Sunday, October 26, 2008

The annual planning meeting

Our planning meeting is at a chalet in Lac Heney, Quebec.

This afternoon, after heading to the airport to pick up Leslie Greenwood (flying in from Sault. Ste. Marie) and Bob Kruhm (from North Carolina), we head on a two or so hour drive to a chalet in a remote, rural West Quebec area. Other employees and key contractors from Ottawa, Petawawa and St. Catharines will also make their way to the meeting, which starts tonight and ends Tuesday afternoon. (We have a soft agenda tonight, a full scale all day planning meeting tomorrow, and salespeople stay on for an additional day to discuss and co-ordinate specific sales objectives relating to the plans devised on Monday.)

The meeting's cost, of course, is not insignificant -- we pay our facilitators Bill Caswell and Upkar Bikhu from Caswell Corporate Coaching Company significant fees, transportation, per-diems and hourly pay for non-salaried employees, food, and accommodations for everyone. Bu the meeting process, and resulting plan, is as important to the business as any expense, and is really important to your organization once you have six to eight or more employees and key contractors.

Why? Structured and co-ordinated planning meetings allow you to combine big picture awareness with practical decision-making; involving all your employees and key contractors in the process results in the power of shared ownership, direction, and creativity. You get your rules to work with, your structure, your vision, and your objectors realigned and reset, and you are then ready to move forward with the year ahead. And you can see where things didn't quite work as planned, and then fix these problems.

Planning meetings cannot predict or solve every problem, of course. The world 'outside' changes -- and this year has been tumultuous in the economy (something we must consider in the plans ahead).
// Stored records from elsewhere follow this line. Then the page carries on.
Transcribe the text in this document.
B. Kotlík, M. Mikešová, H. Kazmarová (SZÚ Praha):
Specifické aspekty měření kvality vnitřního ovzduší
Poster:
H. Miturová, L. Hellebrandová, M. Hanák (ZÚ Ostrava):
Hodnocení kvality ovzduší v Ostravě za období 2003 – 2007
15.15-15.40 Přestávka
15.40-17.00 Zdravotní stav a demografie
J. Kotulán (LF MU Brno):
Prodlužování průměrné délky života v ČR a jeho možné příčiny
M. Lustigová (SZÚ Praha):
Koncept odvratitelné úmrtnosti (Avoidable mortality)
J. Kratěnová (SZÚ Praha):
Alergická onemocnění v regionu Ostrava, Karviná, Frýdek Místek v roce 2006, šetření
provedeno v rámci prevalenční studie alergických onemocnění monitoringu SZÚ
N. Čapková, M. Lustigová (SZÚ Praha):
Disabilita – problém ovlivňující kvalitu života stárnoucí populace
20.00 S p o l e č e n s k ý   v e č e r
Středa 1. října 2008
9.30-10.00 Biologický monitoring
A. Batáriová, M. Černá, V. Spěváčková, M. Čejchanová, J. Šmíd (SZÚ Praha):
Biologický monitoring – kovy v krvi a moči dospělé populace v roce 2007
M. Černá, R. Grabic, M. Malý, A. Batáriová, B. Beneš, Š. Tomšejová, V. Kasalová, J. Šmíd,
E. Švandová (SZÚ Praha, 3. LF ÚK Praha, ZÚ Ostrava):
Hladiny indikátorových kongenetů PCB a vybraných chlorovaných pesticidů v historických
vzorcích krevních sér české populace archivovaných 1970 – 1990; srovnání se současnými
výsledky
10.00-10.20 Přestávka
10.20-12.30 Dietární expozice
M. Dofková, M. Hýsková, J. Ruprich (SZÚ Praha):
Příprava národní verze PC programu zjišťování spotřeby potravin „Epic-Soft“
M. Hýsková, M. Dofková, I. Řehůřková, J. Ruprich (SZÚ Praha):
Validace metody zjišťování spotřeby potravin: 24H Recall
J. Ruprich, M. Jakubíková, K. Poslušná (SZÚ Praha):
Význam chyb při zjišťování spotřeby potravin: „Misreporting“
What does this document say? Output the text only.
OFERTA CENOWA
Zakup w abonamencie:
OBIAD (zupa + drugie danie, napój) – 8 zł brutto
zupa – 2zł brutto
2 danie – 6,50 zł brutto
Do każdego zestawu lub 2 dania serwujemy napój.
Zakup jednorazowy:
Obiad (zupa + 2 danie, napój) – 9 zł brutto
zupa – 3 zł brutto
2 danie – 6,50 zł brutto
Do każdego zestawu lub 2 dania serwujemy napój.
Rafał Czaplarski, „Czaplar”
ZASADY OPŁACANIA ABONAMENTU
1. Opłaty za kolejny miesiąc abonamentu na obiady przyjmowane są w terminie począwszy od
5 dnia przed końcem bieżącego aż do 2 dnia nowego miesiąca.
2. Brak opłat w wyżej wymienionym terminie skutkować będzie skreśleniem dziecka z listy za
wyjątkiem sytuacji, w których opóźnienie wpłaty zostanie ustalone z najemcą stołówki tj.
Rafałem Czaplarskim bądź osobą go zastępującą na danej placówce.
And people change. Some leave and others join the business; and their visions differ. Finally, practical opportunities and realities occur -- you learn new things, you discover new market possibilities, and people through the year present thoughts and concepts to you worthy of consideration.

All of these points could lead you to rationalize that planning meetings are a waste of time and money, because the plan can never follow exactly as proposed. But that misses the point. Without a plan, you will just travel rudderless, allowing your emotions, strong-willed people, and individual self-interest to rule and define your decisions. You will get lost in the woods (hopefully we won't, this afternoon, as we find our way to the site.)

At the planning meeting, we'll have limited Internet access -- so there may be a gap in entries for a few days here.